While designing UI, even the slightest variations could change the outcome of a campaign, get those click-through rates up, and help you fix problems before they substantially affect your business targets.
A website is never a final product. This is especially true in view of dynamic user interactions with a growing business. The easier you get and analyze those interaction insights, the faster you’ll be able to respond with appropriate design and redesign actions and pull out the maximum in the design process.
When it comes to website optimization tools, they often come with a complicated presentation of metrics that don’t immediately show the areas of the site that could do better. Numbers alone are difficult to analyze. Most importantly, marketers and designers need to back up all UI design decisions with evidence and not shoot in the dark. Seeing those dynamic numbers visually is much easier to grasp. Therefore, visual data analysis using heatmaps is commonly used among designers, digital marketers, and product managers.
What are heatmaps and how are they used in UI design?
Heatmaps are a graphic representation of metrics about user interaction with a website or an app.
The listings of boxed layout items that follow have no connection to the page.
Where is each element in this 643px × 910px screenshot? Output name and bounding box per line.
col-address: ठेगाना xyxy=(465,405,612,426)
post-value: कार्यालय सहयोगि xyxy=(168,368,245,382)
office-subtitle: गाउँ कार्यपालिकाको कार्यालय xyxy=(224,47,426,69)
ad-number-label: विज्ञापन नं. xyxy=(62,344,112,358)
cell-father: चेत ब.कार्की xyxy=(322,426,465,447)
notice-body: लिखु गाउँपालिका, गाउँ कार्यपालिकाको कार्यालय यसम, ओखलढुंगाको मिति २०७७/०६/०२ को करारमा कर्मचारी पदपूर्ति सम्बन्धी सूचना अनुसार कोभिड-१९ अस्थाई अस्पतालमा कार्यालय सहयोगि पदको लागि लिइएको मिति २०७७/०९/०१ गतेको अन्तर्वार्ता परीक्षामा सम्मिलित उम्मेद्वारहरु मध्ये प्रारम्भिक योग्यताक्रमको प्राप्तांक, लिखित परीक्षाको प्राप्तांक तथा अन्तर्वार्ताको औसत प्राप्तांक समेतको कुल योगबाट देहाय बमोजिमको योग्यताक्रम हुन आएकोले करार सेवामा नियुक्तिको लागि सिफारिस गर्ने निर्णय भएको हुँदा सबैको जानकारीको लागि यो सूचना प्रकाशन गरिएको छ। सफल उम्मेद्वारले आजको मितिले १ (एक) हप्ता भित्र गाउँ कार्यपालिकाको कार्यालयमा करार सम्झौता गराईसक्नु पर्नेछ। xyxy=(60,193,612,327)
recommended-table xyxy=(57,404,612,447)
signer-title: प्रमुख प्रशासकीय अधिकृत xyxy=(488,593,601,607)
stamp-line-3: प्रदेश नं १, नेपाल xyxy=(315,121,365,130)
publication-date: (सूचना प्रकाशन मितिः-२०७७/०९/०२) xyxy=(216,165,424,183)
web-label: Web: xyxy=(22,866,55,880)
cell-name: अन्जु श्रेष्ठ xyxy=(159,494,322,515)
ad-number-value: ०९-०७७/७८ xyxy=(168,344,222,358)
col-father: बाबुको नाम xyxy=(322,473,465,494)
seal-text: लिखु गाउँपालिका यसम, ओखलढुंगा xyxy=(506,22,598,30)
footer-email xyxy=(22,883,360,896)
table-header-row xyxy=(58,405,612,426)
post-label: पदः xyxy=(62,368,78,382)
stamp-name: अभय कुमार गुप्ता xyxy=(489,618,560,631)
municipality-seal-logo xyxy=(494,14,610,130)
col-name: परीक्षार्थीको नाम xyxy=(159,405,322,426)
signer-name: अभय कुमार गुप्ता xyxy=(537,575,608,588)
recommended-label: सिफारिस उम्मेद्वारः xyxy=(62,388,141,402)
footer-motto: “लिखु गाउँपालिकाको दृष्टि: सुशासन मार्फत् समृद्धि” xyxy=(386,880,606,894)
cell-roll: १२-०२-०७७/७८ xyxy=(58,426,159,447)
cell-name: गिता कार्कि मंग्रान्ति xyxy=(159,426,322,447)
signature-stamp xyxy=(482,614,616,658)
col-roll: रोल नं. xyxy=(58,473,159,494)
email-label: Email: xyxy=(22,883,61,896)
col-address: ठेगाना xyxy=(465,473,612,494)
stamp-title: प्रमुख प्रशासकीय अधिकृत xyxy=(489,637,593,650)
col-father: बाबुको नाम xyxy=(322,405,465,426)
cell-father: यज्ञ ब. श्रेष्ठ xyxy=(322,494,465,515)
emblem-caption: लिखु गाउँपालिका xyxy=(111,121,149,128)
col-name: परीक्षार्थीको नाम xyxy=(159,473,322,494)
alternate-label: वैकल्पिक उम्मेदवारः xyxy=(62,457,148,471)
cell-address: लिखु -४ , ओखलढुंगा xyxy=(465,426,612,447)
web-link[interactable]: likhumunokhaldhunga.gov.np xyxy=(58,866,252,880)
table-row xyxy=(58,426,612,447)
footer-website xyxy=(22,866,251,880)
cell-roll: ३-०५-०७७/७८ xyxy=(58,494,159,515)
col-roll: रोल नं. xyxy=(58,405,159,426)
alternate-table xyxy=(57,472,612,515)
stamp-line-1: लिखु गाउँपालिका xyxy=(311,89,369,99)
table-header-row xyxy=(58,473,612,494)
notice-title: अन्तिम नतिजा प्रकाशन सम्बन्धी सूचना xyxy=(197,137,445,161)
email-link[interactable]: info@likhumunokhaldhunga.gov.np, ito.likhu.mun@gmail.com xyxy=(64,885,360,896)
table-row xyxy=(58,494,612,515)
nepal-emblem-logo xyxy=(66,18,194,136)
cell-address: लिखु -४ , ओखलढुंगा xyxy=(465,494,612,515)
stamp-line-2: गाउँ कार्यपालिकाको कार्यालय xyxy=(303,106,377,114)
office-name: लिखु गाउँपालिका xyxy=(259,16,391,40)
Heatmaps software creates visual analytics by collecting insights when users move the mouse, tap or scroll across the touchscreen.
Heatmaps use a color code system to represent validated, usually two-dimensional data. The color variations identify areas for improvements that could be used to enhance UI. Temperature charts frequently seen on TV weather updates are a simple example of how heatmaps are used outside of the context of UI.
For example, if you have an important CTA button with a message that lacks clarity, you can lose valuable clicks because you didn’t know that it was the message that brought down the numbers. You need to know what’s the underperforming interaction area to optimize UI, including navigation, images, text, layout, and enhance overall user experience. Heatmaps help you identify areas users pull away from because they find them either confusing or overly complex and don’t use them as intended.
Heatmaps are especially useful when dealing with large volumes of data since colors are easier to distinguish and make sense of than raw numbers. Designer teams can share data across different team members, get feedback and adjust UI accordingly. The simple visualization of raw data in heatmaps is their most powerful feature.
Types of heatmaps
UI designers get insights about user interaction with website content via three main types of heatmaps:
- Move heatmaps represent areas where users move the cursor of the mouse.
- Click heatmaps represent areas in which users click or tap.
- Scroll heatmaps represent scroll down areas on a webpage.
Designing by following these heatmaps, helps UI designers get insights about the footprint of the user attention and use it in the best possible way when placing buttons, images, and text across a website.
Measuring heatmaps impacts business decisions
A heatmap is a powerful optimization tool that identifies the “hot” areas on a website. These are the spaces that capture real-time data on user behavior, where they spend most of their time, what they do and what they don’t. These insights are critical to making business decisions.
If you know what area of your website users interact with the most, you can use this information to place content, adjust design elements, including important CTA buttons and images, optimize the site performance by improving conversion rates.
Heatmaps work well with an established website when you run a marketing campaign and need to test your landing page by verifying design assumptions. It is an indispensable tool for marketers to remove guessing game out of the picture, make informed decisions to ensure a website performance meets specific business targets.
In the world of web design, things change quickly. Customer needs evolve, technology and tools constantly progress, what worked yesterday doesn’t mean will work tomorrow. The only thing that should always stay the same is the importance to know and understand the audience you design for. Using the right tool, such as heatmaps, will enable you to deliver intuitive customer experience through a better UI design and optimize your website performance by improving conversions.